Some years ago, Jessye Norman was our guest here in Aspen. We asked her to speak to our opera students and staff - singers, technical people, pianists, coaches, teachers. We expected a story about her struggles and the brilliant successes that followed them, bits of advice from the height of her achievement that would inspire us. Something like, "Some day, if you work hard enough, you might be like me!"

But this was the day after Beverly Sills had died, and Jessye Norman instead said, “I want to talk about my friend.” Beverly Sills triumphed over immense personal difficulties, yet she presented an unfailingly positive and generous face to the world. She radiated incomparable technique and artistry with an appearance of ease and grace that was especially meaningful to those who knew how hard things really were for her. But more than that, when the moment came for her to retire from the stage, when she would never again have whatever happiness her triumphs in performance had brought her, she turned to a life of service for music and musicians. Jessye Norman said, "Be a wonderful musician, but also be a true citizen! Volunteer in your community: do something for other people. It isn’t about you. When you are helping someone, say to yourself: 'I am a musician,' with pride and conviction."
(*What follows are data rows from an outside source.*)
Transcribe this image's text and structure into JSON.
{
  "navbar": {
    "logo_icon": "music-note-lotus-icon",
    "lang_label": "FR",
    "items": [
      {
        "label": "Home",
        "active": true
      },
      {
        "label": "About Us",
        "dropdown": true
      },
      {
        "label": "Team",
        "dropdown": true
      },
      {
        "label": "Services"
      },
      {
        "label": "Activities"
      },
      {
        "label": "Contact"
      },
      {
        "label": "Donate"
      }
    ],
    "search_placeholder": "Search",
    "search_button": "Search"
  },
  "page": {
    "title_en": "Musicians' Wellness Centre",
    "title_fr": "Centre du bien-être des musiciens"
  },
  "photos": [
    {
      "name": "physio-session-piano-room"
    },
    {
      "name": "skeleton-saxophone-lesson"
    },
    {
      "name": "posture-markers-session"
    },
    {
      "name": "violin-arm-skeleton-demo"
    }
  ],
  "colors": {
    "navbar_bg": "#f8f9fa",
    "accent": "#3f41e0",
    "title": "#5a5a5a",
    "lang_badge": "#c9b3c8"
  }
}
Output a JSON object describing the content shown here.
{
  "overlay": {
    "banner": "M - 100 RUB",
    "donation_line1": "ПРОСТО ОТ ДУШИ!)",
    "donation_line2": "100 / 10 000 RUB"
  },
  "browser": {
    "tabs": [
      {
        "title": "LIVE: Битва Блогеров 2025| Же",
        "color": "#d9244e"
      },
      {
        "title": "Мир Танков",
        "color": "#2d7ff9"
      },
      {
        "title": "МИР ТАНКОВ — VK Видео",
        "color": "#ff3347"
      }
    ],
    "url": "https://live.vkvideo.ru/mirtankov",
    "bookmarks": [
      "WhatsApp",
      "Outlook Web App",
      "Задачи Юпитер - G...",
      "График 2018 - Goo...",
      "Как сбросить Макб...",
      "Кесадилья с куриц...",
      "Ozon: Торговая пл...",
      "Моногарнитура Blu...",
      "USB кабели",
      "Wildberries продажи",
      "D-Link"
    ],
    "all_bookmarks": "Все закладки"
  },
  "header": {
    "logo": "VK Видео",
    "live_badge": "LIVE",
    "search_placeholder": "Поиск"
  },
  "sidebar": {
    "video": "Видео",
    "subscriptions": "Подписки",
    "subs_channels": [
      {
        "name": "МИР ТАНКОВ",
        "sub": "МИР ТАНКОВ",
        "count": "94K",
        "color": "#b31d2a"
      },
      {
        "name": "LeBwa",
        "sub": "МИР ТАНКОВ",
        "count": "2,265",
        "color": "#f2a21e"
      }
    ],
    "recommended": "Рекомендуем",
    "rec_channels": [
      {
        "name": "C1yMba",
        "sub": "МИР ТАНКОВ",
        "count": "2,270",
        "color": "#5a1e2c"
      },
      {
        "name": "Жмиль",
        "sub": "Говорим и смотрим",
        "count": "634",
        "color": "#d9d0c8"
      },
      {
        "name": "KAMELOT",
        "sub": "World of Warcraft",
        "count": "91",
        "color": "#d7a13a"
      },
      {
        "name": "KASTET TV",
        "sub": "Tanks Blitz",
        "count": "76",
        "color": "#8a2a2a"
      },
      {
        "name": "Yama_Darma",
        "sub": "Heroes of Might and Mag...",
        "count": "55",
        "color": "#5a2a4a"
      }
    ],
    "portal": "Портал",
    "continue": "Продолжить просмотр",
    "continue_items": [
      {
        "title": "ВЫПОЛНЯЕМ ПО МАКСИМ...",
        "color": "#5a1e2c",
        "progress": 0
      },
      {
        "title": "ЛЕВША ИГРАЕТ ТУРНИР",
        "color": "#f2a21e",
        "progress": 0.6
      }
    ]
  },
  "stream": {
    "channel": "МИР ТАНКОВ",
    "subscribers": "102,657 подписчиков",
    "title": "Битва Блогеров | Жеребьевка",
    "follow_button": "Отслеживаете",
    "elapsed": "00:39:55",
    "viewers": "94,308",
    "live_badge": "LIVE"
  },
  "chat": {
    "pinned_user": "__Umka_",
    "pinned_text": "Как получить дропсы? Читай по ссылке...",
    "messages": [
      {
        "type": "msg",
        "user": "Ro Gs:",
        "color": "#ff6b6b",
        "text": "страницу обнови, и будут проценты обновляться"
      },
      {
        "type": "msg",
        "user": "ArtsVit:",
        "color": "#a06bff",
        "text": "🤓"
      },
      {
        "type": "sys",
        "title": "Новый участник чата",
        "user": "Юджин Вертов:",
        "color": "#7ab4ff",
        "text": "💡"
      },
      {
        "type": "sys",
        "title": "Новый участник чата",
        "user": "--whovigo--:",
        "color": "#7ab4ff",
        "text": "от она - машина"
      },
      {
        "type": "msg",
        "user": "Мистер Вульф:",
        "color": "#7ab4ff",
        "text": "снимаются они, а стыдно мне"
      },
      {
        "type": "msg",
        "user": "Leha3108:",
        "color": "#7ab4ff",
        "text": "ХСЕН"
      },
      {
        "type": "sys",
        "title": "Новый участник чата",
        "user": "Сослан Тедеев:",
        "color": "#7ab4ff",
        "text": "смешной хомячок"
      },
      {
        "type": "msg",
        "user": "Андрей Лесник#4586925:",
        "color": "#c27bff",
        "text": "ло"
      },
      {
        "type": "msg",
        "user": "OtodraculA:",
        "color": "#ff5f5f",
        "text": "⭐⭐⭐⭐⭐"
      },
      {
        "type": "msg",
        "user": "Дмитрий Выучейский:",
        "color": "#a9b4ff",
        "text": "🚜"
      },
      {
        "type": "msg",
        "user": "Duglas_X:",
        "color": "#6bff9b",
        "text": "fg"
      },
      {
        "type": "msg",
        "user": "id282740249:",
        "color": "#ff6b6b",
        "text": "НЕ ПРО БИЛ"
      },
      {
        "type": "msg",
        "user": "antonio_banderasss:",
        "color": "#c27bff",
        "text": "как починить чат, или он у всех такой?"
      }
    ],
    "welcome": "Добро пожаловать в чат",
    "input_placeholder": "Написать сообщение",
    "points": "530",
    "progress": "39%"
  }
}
Success - excellence - is not a matter of surpassing others - it is a matter of making a surpassingly important contribution.

Two months after he wrote that letter to his wife about needing to take care of business before getting to the arts, John Adams did a very different thing. He and a few friends, now believing that they might win the war and establish a new country, founded an organization that still exists, to bring together political and business leaders with scientists and artists. The American Academy of Arts and Sciences has as its mission “to cultivate every art and science which may tend to advance the interest, honor, dignity, and happiness of a free, independent, and virtuous people.”

Now, the founders of this country were saying a very different thing: we need thinkers, dreamers, artists and scientists, if we are going to have honor, dignity, and happiness. In a nice detail, last year the Academy posthumously elected Abigail Adams as a member, since she could not have joined in 1780.

When I was eleven years old, and studying music as if my life depended on it, but not knowing if I was good enough or would ever make a difference to anybody, I got into some kind of argument at home, and did an eleven-year-old thing, running up to my room to be as sad and alone as possible. My father came up and came into my room and sat there for a while, silently. He could have said a lot of reasonable things, including “Stop it" or “Just grow up.” Instead, he said the most wonderful thing, something I remember now years later, when he is gone. After a long, companionable silence, he said: “We need you.”

And that is what I say to all of you, everyone who is working to make music happen in the world, no matter how or where: “We need you.”

Just this past weekend, I was at an extraordinary dinner party here in Aspen. Among the guests were a very well-known thinker and commentator on politics, and an immensely important historian who is a filmmaker. In our conversation, they both agreed that no one ever talks about love any more – the idea that love is at the heart of what we do and how we do it is now absent. But another person there, a musician, said, “Everything we do in our world is about love and through love, and we talk about it all the time!”

Be proud of your work in music. Be convinced that it is worthwhile. Learn everything you can from those who WANT you to learn, and then turn around and give it back to others. Be someone who is completely tied into a community. Talk to people different from you. Listen to people different from you. The world needs you, now.